If there was a non-zero polynomial $$q=\sum _{k=1}^{4}b_kx^k$$ of lower degree with $$q(\phi ^{-1})=0$$ gives

\begin{equation*} b_4\plus {\id _V}{b_0}\phi ^4=0, \end{equation*}

contradicting the minimality of $$p$$. Thus, dividing by $$4$$ to get a monic polynomial, the minimum polynomial of $$\phi ^{-1}$$ is $$1/4-2x-7/4x^2+3/2x^{3}+5/4x^4+x^5$$.

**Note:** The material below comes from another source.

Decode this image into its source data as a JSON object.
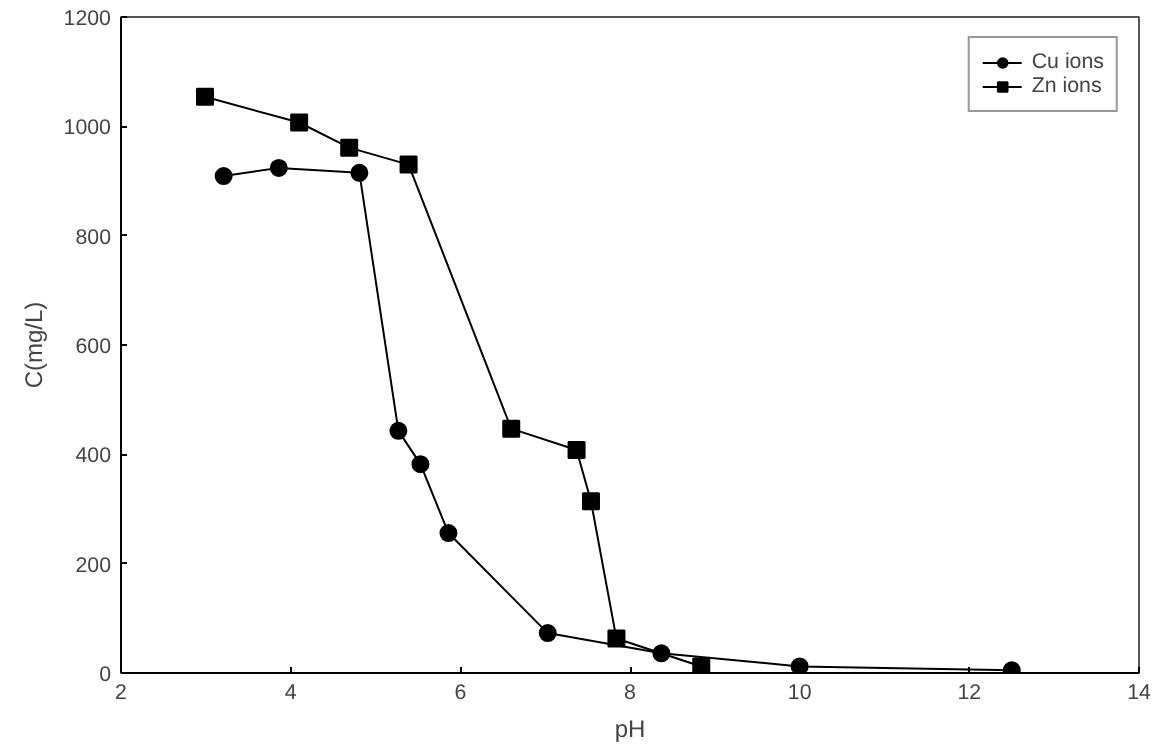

More generally, the same argument says that if $$\sum _{k=0}^na_kx^k$$ is the minimal polynomial of invertible $$\phi$$ with degree $$n$$ then $$1/a_{0}\sum _{k=0}^{n}a_{n-k}x^k$$ is the minimal polynomial of $$\phi ^{-1}$$.